Sucuri also found that 0.53 percent of the 10,000 most popular sites were vulnerable, with that number rising to 1.5 percent among the 100,000 most popular sites. The percentages break down like this: 53 of the top 10,000 sites were at risk, 1,595 of the top 100,000 sites were vulnerable, and 20,320 of the 1,000,000 most popular sites were still susceptible to Heartbleed.
“We were glad to see that the top 1,000 sites in the world were all properly patched, and that just 0.53% of the top 10k still had issues. However, as we went to less popular (and smaller) sites, the number of unpatched servers grew to 2%. That is not surprising, but we expected better,” Cid said in a blog post.
The Heartbleed bug allows hackers to send fake heartbeat messages, which can trick a website’s server into relaying data that’s stored in its memory. This includes sensitive information such as usernames, passwords, credit card numbers, emails, and more.
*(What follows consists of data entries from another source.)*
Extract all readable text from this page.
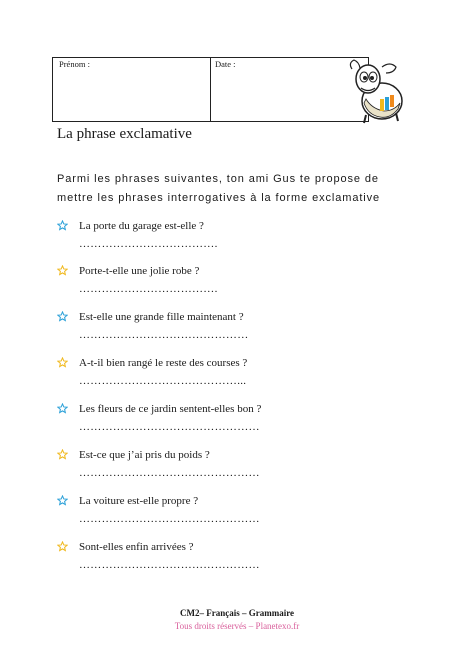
Prénom :	Date :
La phrase exclamative
Parmi les phrases suivantes, ton ami Gus te propose de
mettre les phrases interrogatives à la forme exclamative
La porte du garage est-elle ?
……………………………….
Porte-t-elle une jolie robe ?
……………………………….
Est-elle une grande fille maintenant ?
………………………………………
A-t-il bien rangé le reste des courses ?
……………………………………...
Les fleurs de ce jardin sentent-elles bon ?
…………………………………………
Est-ce que j’ai pris du poids ?
…………………………………………
La voiture est-elle propre ?
…………………………………………
Sont-elles enfin arrivées ?
…………………………………………
CM2– Français – Grammaire
Tous droits réservés – Planetexo.fr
Internet security experts have expressed much concern regarding the impact that Heartbleed could have. Mike Lloyd, the CTO of RedSeal, a network security firm, said that people should “stop all transactions for a few days” once news of Heartbleed broke. Canada Revenue Agency took very serious measures in its efforts to defend against the threat, shuting down its website on April 8, and didn’t bring it back online until April 13.
“If you are not patched, be aware that people are out there trying to test and exploit this vulnerability and get your server patched as quickly as possible,” Cid warned.